Another difficulty was finding a manufacturer capable of producing such an unusual system. “The design required a lot of development work, with all the industrial risk that entails,” stressed Jean-Paul Burnet. Converteam, a leading manufacturer of power converters, especially for maritime use, took up the challenge. By 2009 the system had been installed and connected to a test line consisting of ten SPS magnets. The results of the testing done since then have validated the solution adopted. Freddy is emerging from his nightmare. But POPS will have to wait for the next extended shutdown of the accelerators, in 2012, to be connected to the PS and then the old rotating machinery can finally be retired.



Did you know?

Finding an efficient way of storing energy is one of the ultimate challenges for electrical engineers.
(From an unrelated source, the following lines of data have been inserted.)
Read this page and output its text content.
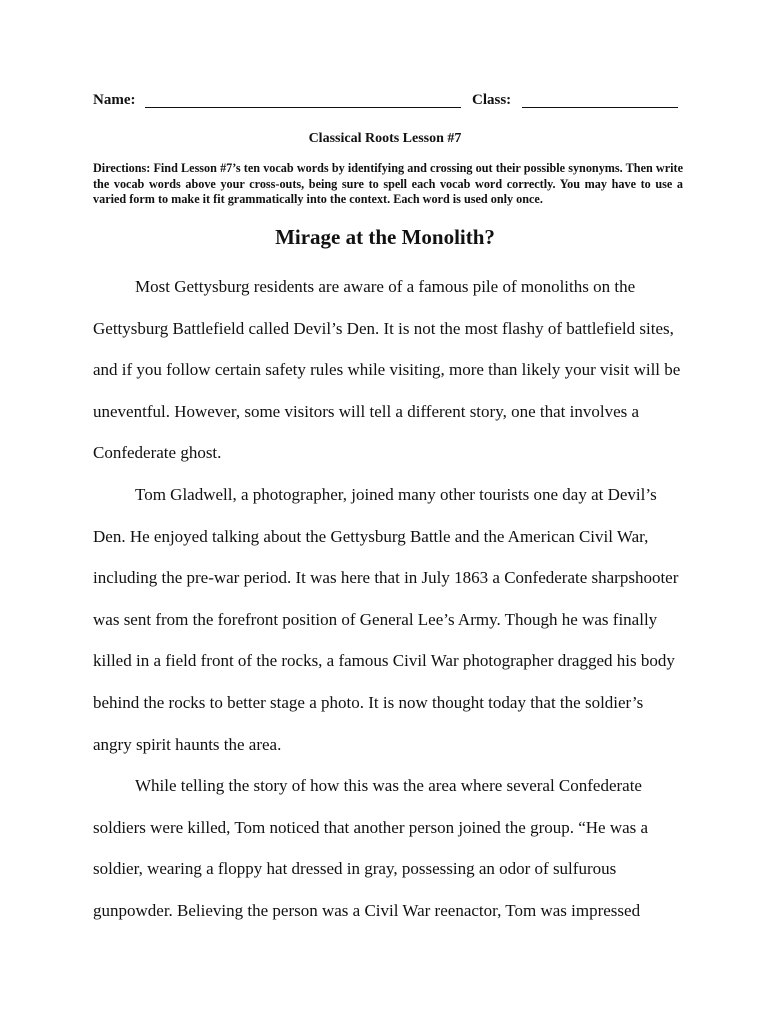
Name:	Class:
Classical Roots Lesson #7
Directions: Find Lesson #7’s ten vocab words by identifying and crossing out their possible synonyms. Then write the vocab words above your cross-outs, being sure to spell each vocab word correctly. You may have to use a varied form to make it fit grammatically into the context. Each word is used only once.
Mirage at the Monolith?

Most Gettysburg residents are aware of a famous pile of monoliths on the Gettysburg Battlefield called Devil’s Den. It is not the most flashy of battlefield sites, and if you follow certain safety rules while visiting, more than likely your visit will be uneventful. However, some visitors will tell a different story, one that involves a Confederate ghost.

Tom Gladwell, a photographer, joined many other tourists one day at Devil’s Den. He enjoyed talking about the Gettysburg Battle and the American Civil War, including the pre-war period. It was here that in July 1863 a Confederate sharpshooter was sent from the forefront position of General Lee’s Army. Though he was finally killed in a field front of the rocks, a famous Civil War photographer dragged his body behind the rocks to better stage a photo. It is now thought today that the soldier’s angry spirit haunts the area.

While telling the story of how this was the area where several Confederate soldiers were killed, Tom noticed that another person joined the group. “He was a soldier, wearing a floppy hat dressed in gray, possessing an odor of sulfurous gunpowder. Believing the person was a Civil War reenactor, Tom was impressed
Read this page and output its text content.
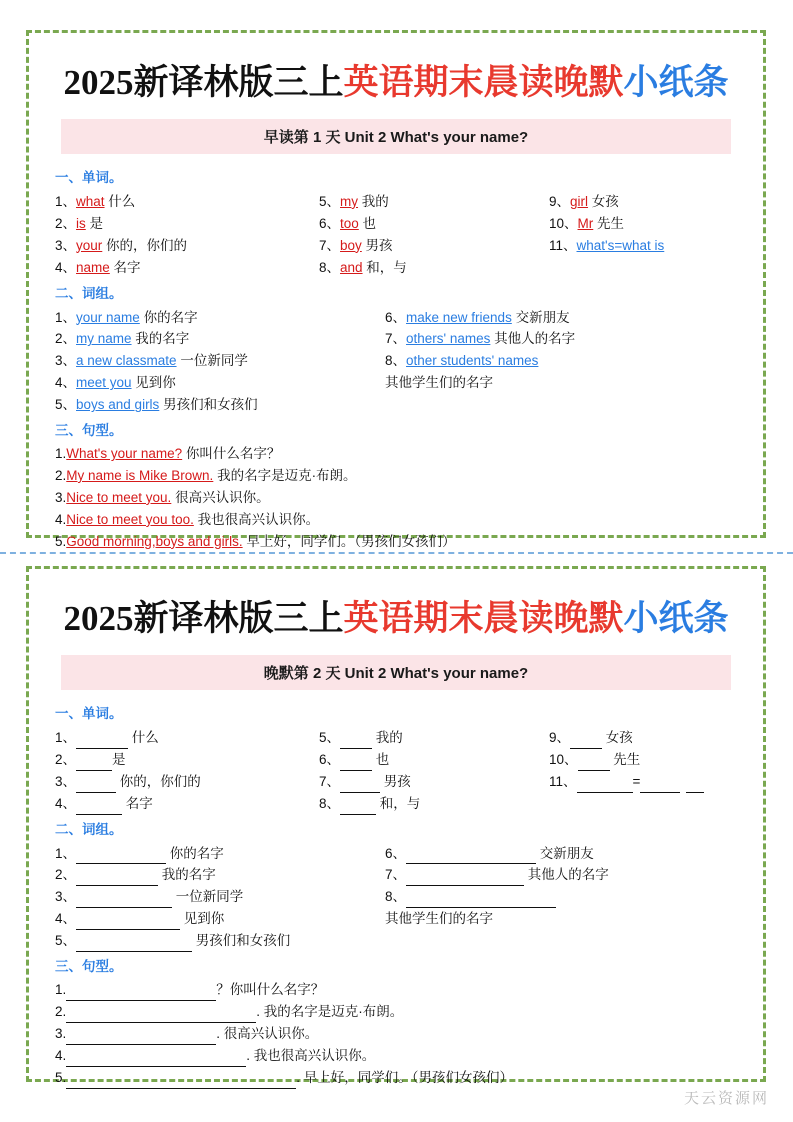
2025新译林版三上英语期末晨读晚默小纸条
早读第 1 天 Unit 2 What's your name?
一、单词。
1、what 什么
2、is 是
3、your 你的，你们的
4、name 名字
5、my 我的
6、too 也
7、boy 男孩
8、and 和，与
9、girl 女孩
10、Mr 先生
11、what's=what is
二、词组。
1、your name 你的名字
2、my name 我的名字
3、a new classmate 一位新同学
4、meet you 见到你
5、boys and girls 男孩们和女孩们
6、make new friends 交新朋友
7、others' names 其他人的名字
8、other students' names
其他学生们的名字
三、句型。
1.What's your name? 你叫什么名字？
2.My name is Mike Brown. 我的名字是迈克·布朗。
3.Nice to meet you. 很高兴认识你。
4.Nice to meet you too. 我也很高兴认识你。
5.Good morning,boys and girls. 早上好，同学们。（男孩们女孩们）
2025新译林版三上英语期末晨读晚默小纸条
晚默第 2 天 Unit 2 What's your name?
一、单词。
1、	什么
2、	是
3、	你的，你们的
4、	名字
5、 我的
6、 也
7、	男孩
8、	和，与
9、 女孩
10、 先生
11、	=
二、词组。
1、	你的名字
2、	我的名字
3、	一位新同学
4、	见到你
5、	男孩们和女孩们
6、	交新朋友
7、	其他人的名字
8、
其他学生们的名字
三、句型。
1.	？你叫什么名字？
2.	. 我的名字是迈克·布朗。
3.	. 很高兴认识你。
4.	. 我也很高兴认识你。
5.	. 早上好，同学们。（男孩们女孩们）
天云资源网
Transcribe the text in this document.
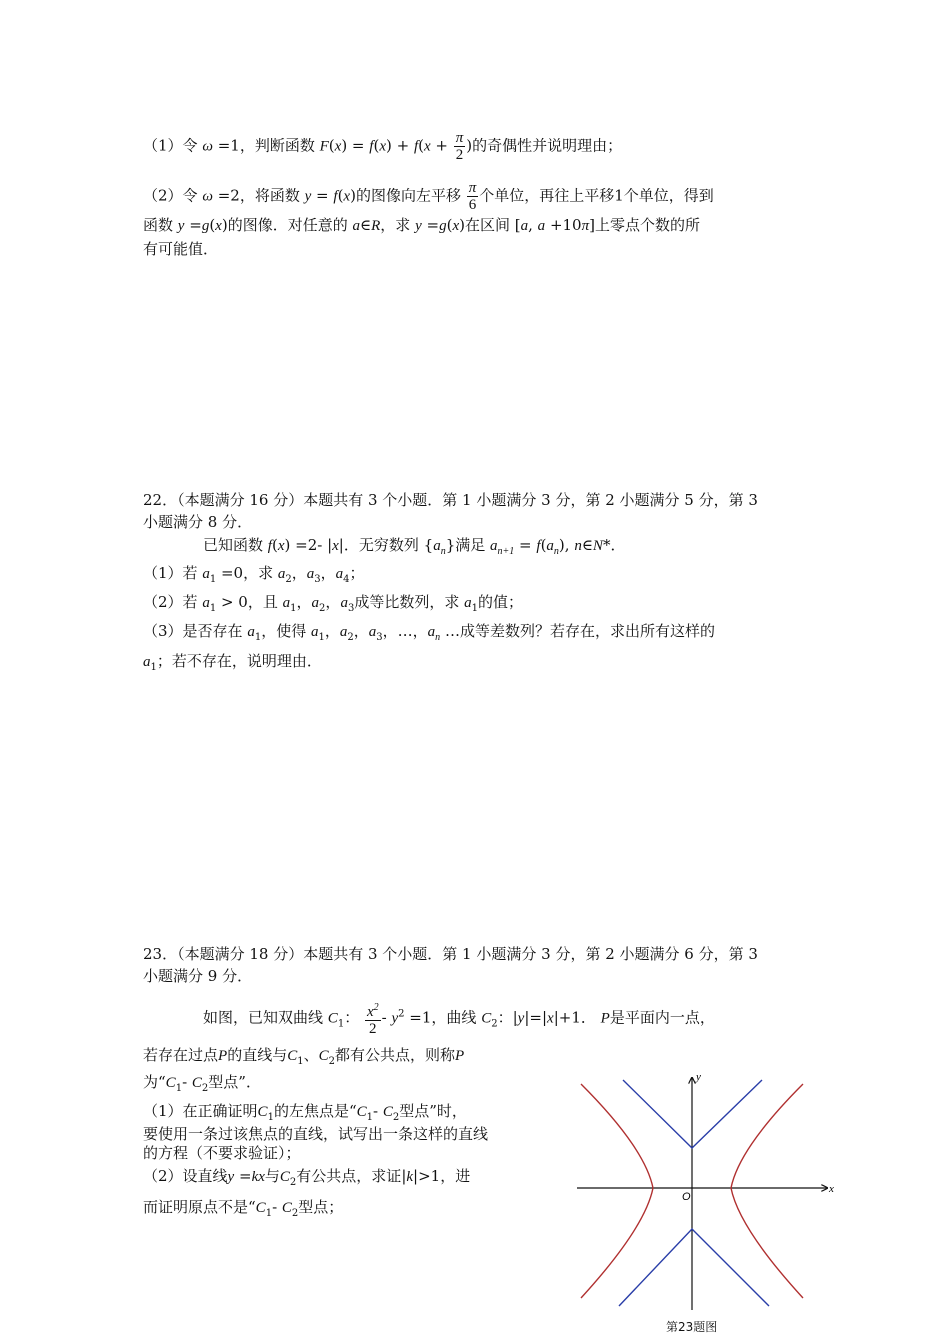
（1）令 ω =1，判断函数 $F(x) = f(x) + f(x + \frac{\pi}{2}$ )的奇偶性并说明理由；
（2）令 ω =2，将函数 y = f(x)的图像向左平移 $\frac{\pi}{6}$ 个单位，再往上平移1个单位，得到
函数 y =g(x)的图像．对任意的 a∈R，求 y =g(x)在区间 [a, a +10π]上零点个数的所
有可能值．
22．（本题满分 16 分）本题共有 3 个小题．第 1 小题满分 3 分，第 2 小题满分 5 分，第 3
小题满分 8 分．
已知函数 f(x) =2- |x|．无穷数列 $\{a_n\}$满足 $a_{n+1} = f(a_n)$, n∈N*．
（1）若 $a_1 =0$，求 $a_2$，$a_3$，$a_4$；
（2）若 $a_1 > 0$，且 $a_1$，$a_2$，$a_3$成等比数列，求 $a_1$的值；
（3）是否存在 $a_1$，使得 $a_1$，$a_2$，$a_3$，…，$a_n$ …成等差数列？若存在，求出所有这样的
$a_1$；若不存在，说明理由．
23．（本题满分 18 分）本题共有 3 个小题．第 1 小题满分 3 分，第 2 小题满分 6 分，第 3
小题满分 9 分．
如图，已知双曲线 $C_1$： $\frac{x^2}{2} - y^2 =1$，曲线 $C_2$：|y|=|x|+1． P是平面内一点，
若存在过点P的直线与$C_1$、$C_2$都有公共点，则称P
为“$C_1-$ $C_2$型点”．
（1）在正确证明$C_1$的左焦点是“$C_1-$ $C_2$型点”时，
要使用一条过该焦点的直线，试写出一条这样的直线
的方程（不要求验证）；
（2）设直线y =kx与$C_2$有公共点，求证|k|>1，进
而证明原点不是“$C_1-$ $C_2$型点；
x
y
O
第23题图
Batteries and capacitors have very limited storage capacity. That is why, among other things, electric cars have failed to enter the mainstream, their bulky batteries providing limited range before a recharge becomes necessary. “To give you an idea, the 14 megajoules of energy needed to supply the PS's magnets is equivalent to the energy of a third of a litre of petrol,” observes Burnet, the Electrical Power Converters Group Leader. So, 60 tonnes of capacitors, distributed in six containers, are needed to store the energy that is contained in… the fuel tank of a small lawnmower! Still, capacitors have improved considerably: in the last fifteen years, their energy density—the amount of energy they can hold per unit volume—has increased fivefold. New systems, more efficient than conventional capacitors have also appeared, such as the aptly named supercapacitors. A tonne of supercapacitors would have sufficed to store the energy needed for the PS. However, their lifetime is counted in thousands of charge/discharge cycles, whereas, as Burnet points out, “we needed a system that could handle 200 million cycles over 20 years of operation." As space is not a major issue on the PS site, a solution using conventional capacitors was therefore the logical choice.